1968: Arlo Guthrie wird von der US-Einberufungsbehörde für „wehrunwürdig erklärt“ er darf damit nicht in den Krieg der USA gegen Vietnam ziehen. In dem Song „Alice’s Restaurant“ hatte er beschrieben, wie der Icherzähler ausgemustert wird, weil er eine Verurteilung wegen „Littering“ auf dem Kerbholz hat: Er hatte seinen Müll in den Wald gekippt. Mit dem Song katapultiert sich Guthrie 1967 auf dem Newport Folk Festival mit dem 18:35 Minuten langen Stück „Alice’s Restaurant Massacree“ ins Bewusstsein der Anti-Vietnamkrieg-Bewegung in den USA und wird zu einem ihrer Protagonisten. 1969 tritt er beim Jahrhundertfestival in Woodstock auf und spielt die Hauptrolle in dem zeitkritischen Film „Alice’s Restaurant“ (Regie: Arthur Penn) – dessen Plot seinem Song folgt. Heute: Arlo Guthrie macht weiter Musik, tourt, hat die durch den Film „Alice’s Restaurant“ legendär gewordene Trinity Church in Massachusetts gekauft und leitet dort ein interkulturelles Begegnungszentrum. Zuletzt erschien das Album „In Times Like These“ (2007). Geboren: 10. Juli 1947 in Coney Island, Brooklyn, New York. Familie: Ältester Sohn des großen Folk-Sängers Woody Guthrie. iPod-Essentials: Alice’s Restaurant Massacree, Coming into Los Angeles, City of New Orleans Zum taz-Gespräch traf sich Arlo Guthrie mit Martin Kaul während eines Berlinbesuchs. Guthrie bot ihm eine „American Spirit“ an und erzählte dann beim gemeinsamen Rauchen, wie er einst Janis Joplin auf der Gitarre „Me and Bobby McGee“ beibrachte.

INTERVIEW MARTIN KAUL

taz: Herr Guthrie, Sie haben gesagt: „Wer sich heute noch an 1968 erinnert, war nicht wirklich dabei.“ Woran erinnern Sie sich denn noch?
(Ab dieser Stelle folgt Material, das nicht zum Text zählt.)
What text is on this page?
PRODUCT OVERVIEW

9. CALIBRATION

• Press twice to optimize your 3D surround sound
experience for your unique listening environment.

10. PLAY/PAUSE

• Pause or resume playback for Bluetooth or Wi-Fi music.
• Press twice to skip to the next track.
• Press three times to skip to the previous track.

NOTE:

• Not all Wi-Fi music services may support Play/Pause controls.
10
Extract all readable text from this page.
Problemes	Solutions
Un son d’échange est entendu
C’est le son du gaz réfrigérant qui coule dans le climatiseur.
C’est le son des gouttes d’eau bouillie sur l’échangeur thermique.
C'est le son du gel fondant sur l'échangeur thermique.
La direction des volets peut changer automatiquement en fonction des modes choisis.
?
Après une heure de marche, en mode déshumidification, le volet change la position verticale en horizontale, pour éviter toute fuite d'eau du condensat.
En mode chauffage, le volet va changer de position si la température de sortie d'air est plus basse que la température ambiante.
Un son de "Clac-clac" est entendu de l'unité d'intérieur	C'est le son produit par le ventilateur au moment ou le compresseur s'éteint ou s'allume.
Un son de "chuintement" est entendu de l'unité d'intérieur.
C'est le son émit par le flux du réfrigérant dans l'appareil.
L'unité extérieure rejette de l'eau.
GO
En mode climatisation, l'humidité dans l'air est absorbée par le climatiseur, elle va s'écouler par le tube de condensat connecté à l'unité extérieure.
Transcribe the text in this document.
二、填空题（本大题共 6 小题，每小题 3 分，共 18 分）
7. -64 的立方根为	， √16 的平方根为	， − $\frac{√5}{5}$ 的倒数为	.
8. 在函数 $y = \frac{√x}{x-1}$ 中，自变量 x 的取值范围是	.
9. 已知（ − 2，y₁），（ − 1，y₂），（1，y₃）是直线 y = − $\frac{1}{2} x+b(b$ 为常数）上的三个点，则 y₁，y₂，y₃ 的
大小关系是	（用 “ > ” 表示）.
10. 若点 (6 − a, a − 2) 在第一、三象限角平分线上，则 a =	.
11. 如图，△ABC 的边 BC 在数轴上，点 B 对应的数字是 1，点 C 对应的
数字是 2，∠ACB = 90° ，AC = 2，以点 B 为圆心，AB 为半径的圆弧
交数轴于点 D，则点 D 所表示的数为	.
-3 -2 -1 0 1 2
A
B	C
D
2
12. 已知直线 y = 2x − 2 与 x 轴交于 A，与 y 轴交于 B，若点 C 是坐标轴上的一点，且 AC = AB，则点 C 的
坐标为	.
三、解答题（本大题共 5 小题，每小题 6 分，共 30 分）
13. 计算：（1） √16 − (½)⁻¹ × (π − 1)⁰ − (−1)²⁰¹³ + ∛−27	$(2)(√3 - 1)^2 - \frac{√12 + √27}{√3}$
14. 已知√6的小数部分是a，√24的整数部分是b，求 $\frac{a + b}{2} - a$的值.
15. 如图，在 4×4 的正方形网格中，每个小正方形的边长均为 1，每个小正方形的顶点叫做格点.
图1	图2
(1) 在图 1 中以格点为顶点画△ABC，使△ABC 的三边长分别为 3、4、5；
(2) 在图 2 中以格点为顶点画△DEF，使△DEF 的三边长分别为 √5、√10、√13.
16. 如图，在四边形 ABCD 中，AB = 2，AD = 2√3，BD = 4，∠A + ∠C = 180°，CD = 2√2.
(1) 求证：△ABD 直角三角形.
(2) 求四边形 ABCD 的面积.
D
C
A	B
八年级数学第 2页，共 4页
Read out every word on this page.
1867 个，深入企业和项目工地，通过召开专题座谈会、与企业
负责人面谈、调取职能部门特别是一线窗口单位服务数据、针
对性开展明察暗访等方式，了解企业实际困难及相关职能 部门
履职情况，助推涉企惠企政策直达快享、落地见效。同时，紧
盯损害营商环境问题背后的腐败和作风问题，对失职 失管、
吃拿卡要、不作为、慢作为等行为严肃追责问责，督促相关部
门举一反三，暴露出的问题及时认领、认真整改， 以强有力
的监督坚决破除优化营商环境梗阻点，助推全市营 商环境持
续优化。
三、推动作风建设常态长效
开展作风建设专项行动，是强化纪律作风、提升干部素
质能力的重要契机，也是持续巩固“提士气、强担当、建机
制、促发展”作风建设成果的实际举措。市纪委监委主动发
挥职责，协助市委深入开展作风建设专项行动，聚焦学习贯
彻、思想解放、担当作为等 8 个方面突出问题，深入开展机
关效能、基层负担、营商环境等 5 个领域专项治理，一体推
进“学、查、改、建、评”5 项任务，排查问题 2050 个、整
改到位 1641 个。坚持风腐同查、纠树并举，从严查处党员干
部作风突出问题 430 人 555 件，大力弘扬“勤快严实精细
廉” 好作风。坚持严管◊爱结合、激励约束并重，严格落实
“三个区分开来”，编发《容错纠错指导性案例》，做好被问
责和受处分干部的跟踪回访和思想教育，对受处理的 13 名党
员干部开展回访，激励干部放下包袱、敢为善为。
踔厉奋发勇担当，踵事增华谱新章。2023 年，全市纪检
Arlo Guthrie: Ich erinnere mich zumindest an mehr, als ich seinerzeit vermutet hätte.

Das wäre?

Nicht nur in den USA, sondern um die ganze Welt war das Jahr 1968 von einer kulturellen Aufbruchstimmung geprägt. Wir waren entschlossen, die alten, traditionellen Sichtweisen zu überwinden – für eine Idee von mehr Gleichheit, Freiheit und Gerechtigkeit.

Geht es etwas konkreter?

Ich könnte Ihnen von zahllosen Sleep-ins, Sit-ins und Smoke-ins erzählen, von allen möglichen Demos für mehr Bürgerrechte, gegen die Atombombe oder von den Tagen, als wir unsere Unterwäsche verbrannten. Es gab diese neue Freiheit: die Freiheit zu leben, die Freiheit zu überleben. Das war aber nicht das Zentrale an 1968. Zentral für uns war, dass in diesem Jahr Martin Luther King und Robert Kennedy ermordet wurden – und plötzlich genau diese Träume wieder zu verpuffen drohten. In den USA war 1968 tragisch, denn: Unsere Hoffnung schien uns damals zu gut, um wahr zu sein. Das brachte dann aber auch die Menschen auf die Straße.

1968 waren Sie 20 …

… und ich war nicht sonderlich politisch. Zu dieser Zeit bin ich rumgetrampt und hab Gitarre gespielt. Ehrlich gesagt: Ich war nicht angetreten, um die Welt zu verändern, sondern um Geld zu verdienen und Frauen kennenzulernen.

Ein Jahr später, 1969, standen Sie in Woodstock auf der Bühne und wurden durch den Film „Alice’s Restaurant“ zur Identifikationsfigur für Kriegsdienstverweigerer weltweit – das nennen Sie unpolitisch?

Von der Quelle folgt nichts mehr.